Si le Dynamo Kiev peut encore espérer atteindre la phase de poules de la C1, c’est en grande partie grâce à Oleksandr Karavayev. Buteur contre Fenerbahçe puis face à Graz, le couteau suisse de Mircea Lucescu s'est rappelé au bon souvenir du temps où, tout jeune, il jouait attaquant. L'occasion de braquer les projecteurs sur un joueur respecté mais souvent sous-estimé, déterminé à franchir les barrages. Pour son club et pour son pays.

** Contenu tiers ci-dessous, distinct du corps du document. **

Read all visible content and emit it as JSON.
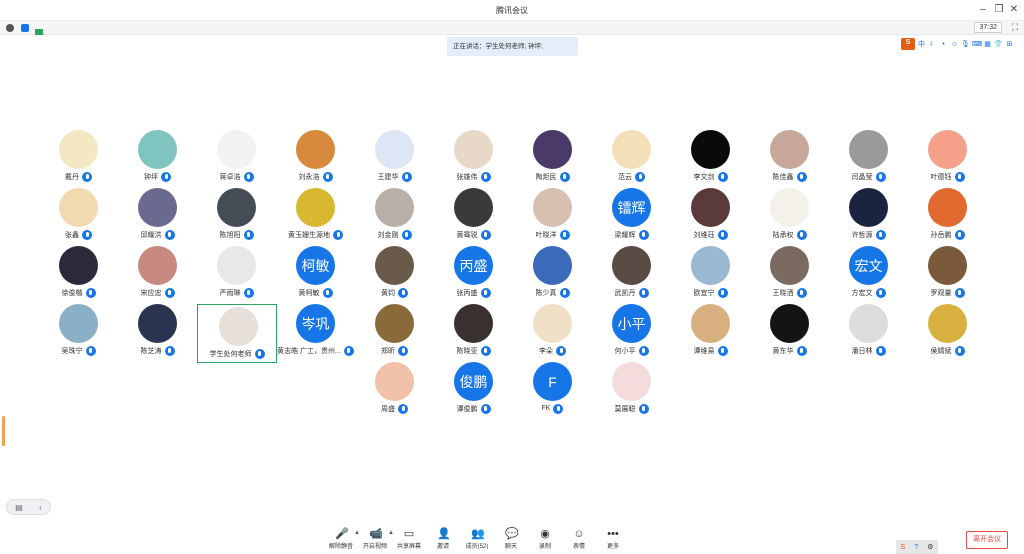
{
  "window": {
    "title": "腾讯会议",
    "minimize_icon": "minimize-icon",
    "restore_icon": "restore-icon",
    "close_icon": "close-icon"
  },
  "infobar": {
    "timer": "37:32",
    "icons": [
      "info-icon",
      "shield-icon",
      "signal-icon",
      "fullscreen-icon"
    ]
  },
  "speaking_banner": "正在讲话：学生处何老师; 钟坪;",
  "ime_toolbar": {
    "logo": "S",
    "label": "中",
    "items": [
      "moon-icon",
      "dot-icon",
      "smile-icon",
      "mic-icon",
      "keyboard-icon",
      "grid-icon",
      "shirt-icon",
      "apps-icon"
    ]
  },
  "participants": [
    {
      "name": "戴丹",
      "bg": "#f4e7c3",
      "avatar_text": ""
    },
    {
      "name": "钟坪",
      "bg": "#7fc4c0",
      "avatar_text": ""
    },
    {
      "name": "蒋卓浩",
      "bg": "#f2f2f2",
      "avatar_text": ""
    },
    {
      "name": "刘永浩",
      "bg": "#d88a3c",
      "avatar_text": ""
    },
    {
      "name": "王建华",
      "bg": "#dde6f5",
      "avatar_text": ""
    },
    {
      "name": "张雄伟",
      "bg": "#e8d8c8",
      "avatar_text": ""
    },
    {
      "name": "陶炬民",
      "bg": "#4a3a6a",
      "avatar_text": ""
    },
    {
      "name": "范云",
      "bg": "#f3e0b8",
      "avatar_text": ""
    },
    {
      "name": "李文剑",
      "bg": "#0a0a0a",
      "avatar_text": ""
    },
    {
      "name": "陈佳鑫",
      "bg": "#c8a89a",
      "avatar_text": ""
    },
    {
      "name": "闫晶莹",
      "bg": "#9a9a9a",
      "avatar_text": ""
    },
    {
      "name": "叶德钰",
      "bg": "#f4a08a",
      "avatar_text": ""
    },
    {
      "name": "张鑫",
      "bg": "#f3d9b0",
      "avatar_text": ""
    },
    {
      "name": "邱耀洪",
      "bg": "#6a6a90",
      "avatar_text": ""
    },
    {
      "name": "陈旭阳",
      "bg": "#444c55",
      "avatar_text": ""
    },
    {
      "name": "黄玉姗生源地",
      "bg": "#d8b830",
      "avatar_text": ""
    },
    {
      "name": "刘金刚",
      "bg": "#b8b0a8",
      "avatar_text": ""
    },
    {
      "name": "黄骞锐",
      "bg": "#3a3a3a",
      "avatar_text": ""
    },
    {
      "name": "叶晓洋",
      "bg": "#d8c0b0",
      "avatar_text": ""
    },
    {
      "name": "梁耀辉",
      "bg": "#1676e8",
      "avatar_text": "镭辉"
    },
    {
      "name": "刘维珏",
      "bg": "#5a3a3a",
      "avatar_text": ""
    },
    {
      "name": "陆承权",
      "bg": "#f4f0ea",
      "avatar_text": ""
    },
    {
      "name": "许哲源",
      "bg": "#1a2440",
      "avatar_text": ""
    },
    {
      "name": "孙岳鹏",
      "bg": "#e06a30",
      "avatar_text": ""
    },
    {
      "name": "徐俊楷",
      "bg": "#2a2a3a",
      "avatar_text": ""
    },
    {
      "name": "宋应忠",
      "bg": "#c88a80",
      "avatar_text": ""
    },
    {
      "name": "严雨琳",
      "bg": "#e8e8e8",
      "avatar_text": ""
    },
    {
      "name": "黄柯敏",
      "bg": "#1676e8",
      "avatar_text": "柯敏"
    },
    {
      "name": "黄钧",
      "bg": "#6a5a4a",
      "avatar_text": ""
    },
    {
      "name": "张丙盛",
      "bg": "#1676e8",
      "avatar_text": "丙盛"
    },
    {
      "name": "陈少真",
      "bg": "#3a6ab8",
      "avatar_text": ""
    },
    {
      "name": "武凯丹",
      "bg": "#5a4a44",
      "avatar_text": ""
    },
    {
      "name": "欧宜宁",
      "bg": "#9ab8d0",
      "avatar_text": ""
    },
    {
      "name": "王晓洒",
      "bg": "#7a6a60",
      "avatar_text": ""
    },
    {
      "name": "方宏文",
      "bg": "#1676e8",
      "avatar_text": "宏文"
    },
    {
      "name": "罗观量",
      "bg": "#7a5a3a",
      "avatar_text": ""
    },
    {
      "name": "吴珠宁",
      "bg": "#8ab0c8",
      "avatar_text": ""
    },
    {
      "name": "陈芝涛",
      "bg": "#2a3450",
      "avatar_text": ""
    },
    {
      "name": "学生处何老师",
      "bg": "#e8e0d8",
      "avatar_text": ""
    },
    {
      "name": "黄志皓 广工，贵州...",
      "bg": "#1676e8",
      "avatar_text": "岑巩"
    },
    {
      "name": "郑昕",
      "bg": "#8a6a3a",
      "avatar_text": ""
    },
    {
      "name": "陈晓亚",
      "bg": "#3a3030",
      "avatar_text": ""
    },
    {
      "name": "李朵",
      "bg": "#f0e0c8",
      "avatar_text": ""
    },
    {
      "name": "何小平",
      "bg": "#1676e8",
      "avatar_text": "小平"
    },
    {
      "name": "谭维易",
      "bg": "#d8b080",
      "avatar_text": ""
    },
    {
      "name": "黄东华",
      "bg": "#141414",
      "avatar_text": ""
    },
    {
      "name": "潘日林",
      "bg": "#dcdcdc",
      "avatar_text": ""
    },
    {
      "name": "侯婧斌",
      "bg": "#d8b040",
      "avatar_text": ""
    },
    {
      "name": "周盛",
      "bg": "#f0c0a8",
      "avatar_text": ""
    },
    {
      "name": "谭俊鹏",
      "bg": "#1676e8",
      "avatar_text": "俊鹏"
    },
    {
      "name": "FK",
      "bg": "#1676e8",
      "avatar_text": "F"
    },
    {
      "name": "莫展聪",
      "bg": "#f4dcdc",
      "avatar_text": ""
    }
  ],
  "toolbar": [
    {
      "label": "解除静音",
      "icon": "🎤",
      "name": "unmute-button"
    },
    {
      "label": "开启视频",
      "icon": "📹",
      "name": "start-video-button"
    },
    {
      "label": "共享屏幕",
      "icon": "▭",
      "name": "share-screen-button"
    },
    {
      "label": "邀请",
      "icon": "👤",
      "name": "invite-button"
    },
    {
      "label": "成员(52)",
      "icon": "👥",
      "name": "members-button"
    },
    {
      "label": "聊天",
      "icon": "💬",
      "name": "chat-button"
    },
    {
      "label": "录制",
      "icon": "◉",
      "name": "record-button"
    },
    {
      "label": "表情",
      "icon": "☺",
      "name": "emoji-button"
    },
    {
      "label": "更多",
      "icon": "•••",
      "name": "more-button"
    }
  ],
  "leave_label": "离开会议",
  "layout_toggle": {
    "left": "▤",
    "right": "‹"
  }
}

À la surprise générale, après quatre matchs cette saison, le meilleur buteur du Dynamo Kiev ne s’appelle ni Artem Besyedin, ni Viktor Tsyhankov, mais bien Oleksandr Karavayev. Buteur seulement deux fois lors de ses 101 premiers matchs avec les Bilo-syni, l’international ukrainien a sorti les siens d’un bien mauvais pas contre Fenerbahçe en marquant, en sortie de banc, le but de la qualification lors du deuxième tour préliminaire de la Ligue des champions. Propulsé titulaire contre le Sturm Graz le match suivant « grâce » à la blessure de Vyktor Tsygankov à l’échauffement, le numéro 20 a une nouvelle fois fait mouche en venant couper un centre dans la surface. Mircea Lucescu n’en attendait pas tant, même si Karavayev est habitué à répondre présent. À tout moment, malgré son statut d’intermittent.

100% pastèque, 0% melon

Largement chamboulée par l’invasion russe, l’année 2022 du Dynamo Kiev se résume jusqu’à présent à quatre matchs officiels, et des amicaux à la pelle. Dans le cadre de sa tournée pour la paix, le club a pu se frotter à sept adversaires entre avril et mai (dont Galatasaray, Cluj, Bâle et Dortmund), avant d’attaquer la préparation de la nouvelle saison en jouant Berne, Sion ou encore Lyon. Des oppositions qui pallient difficilement sept mois sans aucune compétition quand on aspire à un parcours en Ligue des champions. D’autant que le Dynamo se retrouve privé de son stade et contraint de jouer « à domicile » au cœur de la Pologne, à Łódź, à 800 kilomètres de Kiev. Et si Karavayev rend de fiers services à son équipe sur le terrain, le garçon originaire de Kherson doit vivre en sachant que sa ville, où habitent encore ses parents, est toujours sous administration russe. Au mois d’avril, le joueur est aperçu à Bucarest avec son coéquipier Denys Boyko lors d’une manifestation de soutien à l’Ukraine. Quelques jours plus tard, alors que les combats font rage dans le Donbass et sur le front sud, il quitte une conférence de presse en larmes.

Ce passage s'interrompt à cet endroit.